Sunday, October 14, 2012

A Break in Routine

Six months have passed. The days blur into one long routine. I still think my father will walk through the bunkhouse door, his broad shoulders filling the space. He was my protector, my defender. I knew, when I wrapped my fingers around his hand, that nothing could hurt me. Last I saw him, I stood just past his waist. I wonder how tall I’ve gotten here. I wonder, if I stood next to him, if I would stand closer to his shoulders. I want to see him at my door, proclaiming with his big grin that today we will throw out our plans.

I remember one day he announced we were going to a farmer’s market. A wagon train had come in from Amphitrite to sell goods. I remember the wagons. They were taller than my father. I had to strain my neck to see. Makeshift tables lined the streets, the colors of their produce bright against the wood buildings. I only remember bits and pieces, but I remember the colors the most; green apples and orange vegetables, red tomatoes bigger than my fist and corn practically sparkled against the sun. The entire town was out. At some point, someone decided to play their fiddle. I clapped my hands amongst the crowd building.

I remember being disappointed when we left early. My father was mad at something. I don’t remember, but maybe I had wandered off for a time? Anyway, I wish he would come through the door. His smile would take away the gloom, I know. I hope on many nights that he survived, that he’ll come to save me. Then I remember the heat of the flames. He couldn’t save me that night. He was big and tough but couldn’t stop them.

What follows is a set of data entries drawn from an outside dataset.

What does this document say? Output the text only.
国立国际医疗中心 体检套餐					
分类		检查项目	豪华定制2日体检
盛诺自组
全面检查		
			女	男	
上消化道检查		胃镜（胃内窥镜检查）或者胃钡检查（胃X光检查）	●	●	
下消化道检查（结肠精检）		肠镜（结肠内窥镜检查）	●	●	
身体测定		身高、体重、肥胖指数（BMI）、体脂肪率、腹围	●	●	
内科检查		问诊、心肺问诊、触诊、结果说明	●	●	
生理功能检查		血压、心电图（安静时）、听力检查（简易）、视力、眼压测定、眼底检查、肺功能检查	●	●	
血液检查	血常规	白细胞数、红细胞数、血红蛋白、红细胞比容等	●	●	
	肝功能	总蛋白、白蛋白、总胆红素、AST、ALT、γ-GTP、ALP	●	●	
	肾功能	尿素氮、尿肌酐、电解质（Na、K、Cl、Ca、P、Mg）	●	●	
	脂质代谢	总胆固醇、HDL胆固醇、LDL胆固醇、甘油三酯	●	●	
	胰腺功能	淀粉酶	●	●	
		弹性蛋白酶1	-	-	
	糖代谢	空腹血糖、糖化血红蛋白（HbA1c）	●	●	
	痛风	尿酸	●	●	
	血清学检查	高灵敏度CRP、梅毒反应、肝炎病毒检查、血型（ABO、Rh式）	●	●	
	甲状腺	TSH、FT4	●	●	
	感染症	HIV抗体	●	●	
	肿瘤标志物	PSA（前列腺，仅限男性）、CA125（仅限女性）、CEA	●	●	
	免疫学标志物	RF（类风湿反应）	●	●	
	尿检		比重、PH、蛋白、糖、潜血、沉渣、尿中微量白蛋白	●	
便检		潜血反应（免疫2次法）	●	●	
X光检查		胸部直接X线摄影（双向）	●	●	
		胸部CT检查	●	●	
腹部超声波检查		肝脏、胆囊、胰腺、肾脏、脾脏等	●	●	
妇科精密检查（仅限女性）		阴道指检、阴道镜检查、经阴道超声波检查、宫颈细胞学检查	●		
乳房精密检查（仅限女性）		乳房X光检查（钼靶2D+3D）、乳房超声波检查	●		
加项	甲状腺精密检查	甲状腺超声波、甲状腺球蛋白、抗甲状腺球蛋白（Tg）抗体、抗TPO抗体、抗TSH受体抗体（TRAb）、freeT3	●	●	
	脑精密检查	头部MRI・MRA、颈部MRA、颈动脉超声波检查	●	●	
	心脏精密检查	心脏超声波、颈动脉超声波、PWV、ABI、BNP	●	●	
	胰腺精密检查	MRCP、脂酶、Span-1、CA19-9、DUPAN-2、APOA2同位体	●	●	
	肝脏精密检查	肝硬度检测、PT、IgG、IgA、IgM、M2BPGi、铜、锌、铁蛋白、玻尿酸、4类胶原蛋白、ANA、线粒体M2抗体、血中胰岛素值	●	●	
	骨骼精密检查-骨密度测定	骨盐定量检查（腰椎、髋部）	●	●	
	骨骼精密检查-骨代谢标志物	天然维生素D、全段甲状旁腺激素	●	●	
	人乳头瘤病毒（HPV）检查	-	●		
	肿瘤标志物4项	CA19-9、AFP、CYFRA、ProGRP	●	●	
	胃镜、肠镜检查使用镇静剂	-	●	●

There are no farmer’s markets here. There are no reasons to break from the routine. Rise at dawn, run the camp’s perimeter, eat breakfast, conduct daily chores, attend education class, eat lunch, run the obstacle course, attend weaponry class, combat training, eat dinner, participate in competitions, honorary buttons awarded, go to bed, start again. Tomorrow it changes. General Scopas is visiting. I can feel the vibration from the officers. They are planning big showcases.

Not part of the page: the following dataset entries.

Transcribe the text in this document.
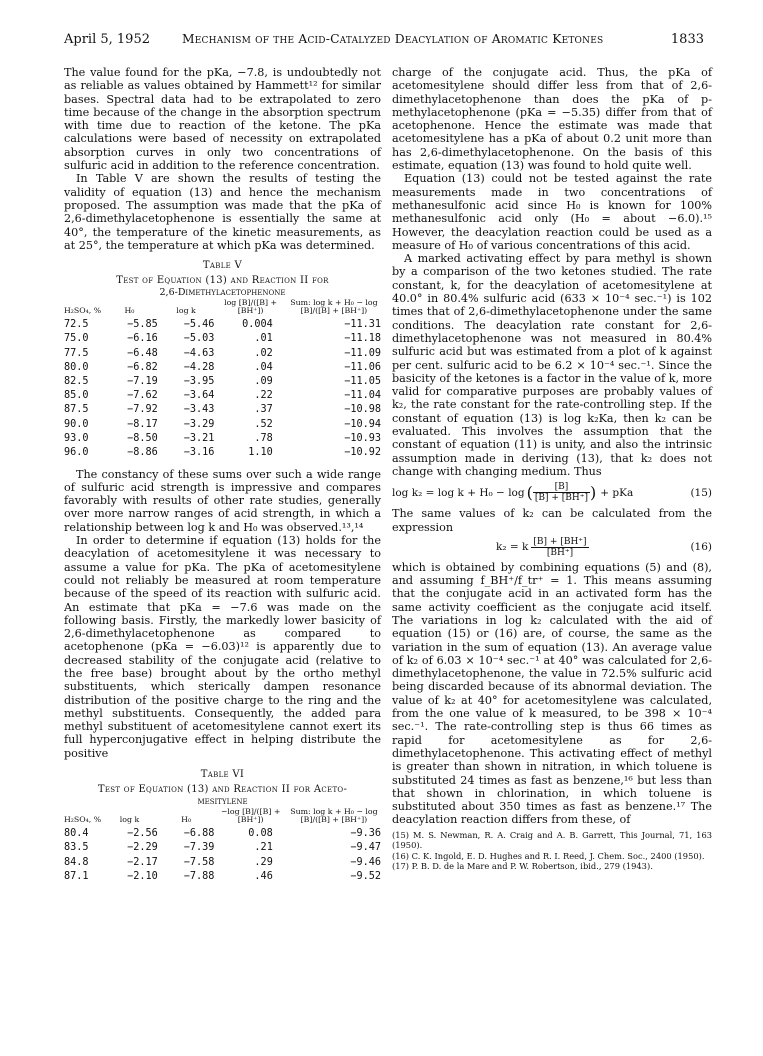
April 5, 1952	Mechanism of the Acid-Catalyzed Deacylation of Aromatic Ketones	1833

The value found for the pKa, −7.8, is undoubtedly not as reliable as values obtained by Hammett¹² for similar bases. Spectral data had to be extrapolated to zero time because of the change in the absorption spectrum with time due to reaction of the ketone. The pKa calculations were based of necessity on extrapolated absorption curves in only two concentrations of sulfuric acid in addition to the reference concentration.

In Table V are shown the results of testing the validity of equation (13) and hence the mechanism proposed. The assumption was made that the pKa of 2,6-dimethylacetophenone is essentially the same at 40°, the temperature of the kinetic measurements, as at 25°, the temperature at which pKa was determined.

Table V

Test of Equation (13) and Reaction II for

2,6-Dimethylacetophenone

H₂SO₄, %	H₀	log k	log [B]/([B] + [BH⁺])	Sum: log k + H₀ − log [B]/([B] + [BH⁺])
72.5	−5.85	−5.46	0.004	−11.31
75.0	−6.16	−5.03	.01	−11.18
77.5	−6.48	−4.63	.02	−11.09
80.0	−6.82	−4.28	.04	−11.06
82.5	−7.19	−3.95	.09	−11.05
85.0	−7.62	−3.64	.22	−11.04
87.5	−7.92	−3.43	.37	−10.98
90.0	−8.17	−3.29	.52	−10.94
93.0	−8.50	−3.21	.78	−10.93
96.0	−8.86	−3.16	1.10	−10.92

The constancy of these sums over such a wide range of sulfuric acid strength is impressive and compares favorably with results of other rate studies, generally over more narrow ranges of acid strength, in which a relationship between log k and H₀ was observed.¹³,¹⁴

In order to determine if equation (13) holds for the deacylation of acetomesitylene it was necessary to assume a value for pKa. The pKa of acetomesitylene could not reliably be measured at room temperature because of the speed of its reaction with sulfuric acid. An estimate that pKa = −7.6 was made on the following basis. Firstly, the markedly lower basicity of 2,6-dimethylacetophenone as compared to acetophenone (pKa = −6.03)¹² is apparently due to decreased stability of the conjugate acid (relative to the free base) brought about by the ortho methyl substituents, which sterically dampen resonance distribution of the positive charge to the ring and the methyl substituents. Consequently, the added para methyl substituent of acetomesitylene cannot exert its full hyperconjugative effect in helping distribute the positive

Table VI

Test of Equation (13) and Reaction II for Aceto-

mesitylene

H₂SO₄, %	log k	H₀	−log [B]/([B] + [BH⁺])	Sum: log k + H₀ − log [B]/([B] + [BH⁺])
80.4	−2.56	−6.88	0.08	−9.36
83.5	−2.29	−7.39	.21	−9.47
84.8	−2.17	−7.58	.29	−9.46
87.1	−2.10	−7.88	.46	−9.52

charge of the conjugate acid. Thus, the pKa of acetomesitylene should differ less from that of 2,6-dimethylacetophenone than does the pKa of p-methylacetophenone (pKa = −5.35) differ from that of acetophenone. Hence the estimate was made that acetomesitylene has a pKa of about 0.2 unit more than has 2,6-dimethylacetophenone. On the basis of this estimate, equation (13) was found to hold quite well.

Equation (13) could not be tested against the rate measurements made in two concentrations of methanesulfonic acid since H₀ is known for 100% methanesulfonic acid only (H₀ = about −6.0).¹⁵ However, the deacylation reaction could be used as a measure of H₀ of various concentrations of this acid.

A marked activating effect by para methyl is shown by a comparison of the two ketones studied. The rate constant, k, for the deacylation of acetomesitylene at 40.0° in 80.4% sulfuric acid (633 × 10⁻⁴ sec.⁻¹) is 102 times that of 2,6-dimethylacetophenone under the same conditions. The deacylation rate constant for 2,6-dimethylacetophenone was not measured in 80.4% sulfuric acid but was estimated from a plot of k against per cent. sulfuric acid to be 6.2 × 10⁻⁴ sec.⁻¹. Since the basicity of the ketones is a factor in the value of k, more valid for comparative purposes are probably values of k₂, the rate constant for the rate-controlling step. If the constant of equation (13) is log k₂Ka, then k₂ can be evaluated. This involves the assumption that the constant of equation (11) is unity, and also the intrinsic assumption made in deriving (13), that k₂ does not change with changing medium. Thus

log k₂ = log k + H₀ − log ( $\frac{[B]}{[B] + [BH^+]}$ ) + pKa	(15)

The same values of k₂ can be calculated from the expression

k₂ = k $\frac{[B] + [BH^+]}{[BH^+]}$	(16)

which is obtained by combining equations (5) and (8), and assuming f_BH⁺/f_tr⁺ = 1. This means assuming that the conjugate acid in an activated form has the same activity coefficient as the conjugate acid itself. The variations in log k₂ calculated with the aid of equation (15) or (16) are, of course, the same as the variation in the sum of equation (13). An average value of k₂ of 6.03 × 10⁻⁴ sec.⁻¹ at 40° was calculated for 2,6-dimethylacetophenone, the value in 72.5% sulfuric acid being discarded because of its abnormal deviation. The value of k₂ at 40° for acetomesitylene was calculated, from the one value of k measured, to be 398 × 10⁻⁴ sec.⁻¹. The rate-controlling step is thus 66 times as rapid for acetomesitylene as for 2,6-dimethylacetophenone. This activating effect of methyl is greater than shown in nitration, in which toluene is substituted 24 times as fast as benzene,¹⁶ but less than that shown in chlorination, in which toluene is substituted about 350 times as fast as benzene.¹⁷ The deacylation reaction differs from these, of

(15) M. S. Newman, R. A. Craig and A. B. Garrett, This Journal, 71, 163 (1950).

(16) C. K. Ingold, E. D. Hughes and R. I. Reed, J. Chem. Soc., 2400 (1950).

(17) P. B. D. de la Mare and P. W. Robertson, ibid., 279 (1943).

I know I will be part of the festivities. The general will want to see my progress. Zeno has spent the day sharpening his swords and polishing his shoes. He cares more about the visit than I. General Scopas is not the farmer’s market. I don’t think he is exciting at all. But, something inside makes me want to please him. Maybe I should polish my shoes and patch the holes in my uniform. Maybe he is the key to leaving. I don’t care if he takes me to the battlefield. I can easily go home from there. Yes. I will show him how great of a solider I am. I will show him that I deserve to leave. Goodnight for now, my friend. There is a lot to prepare.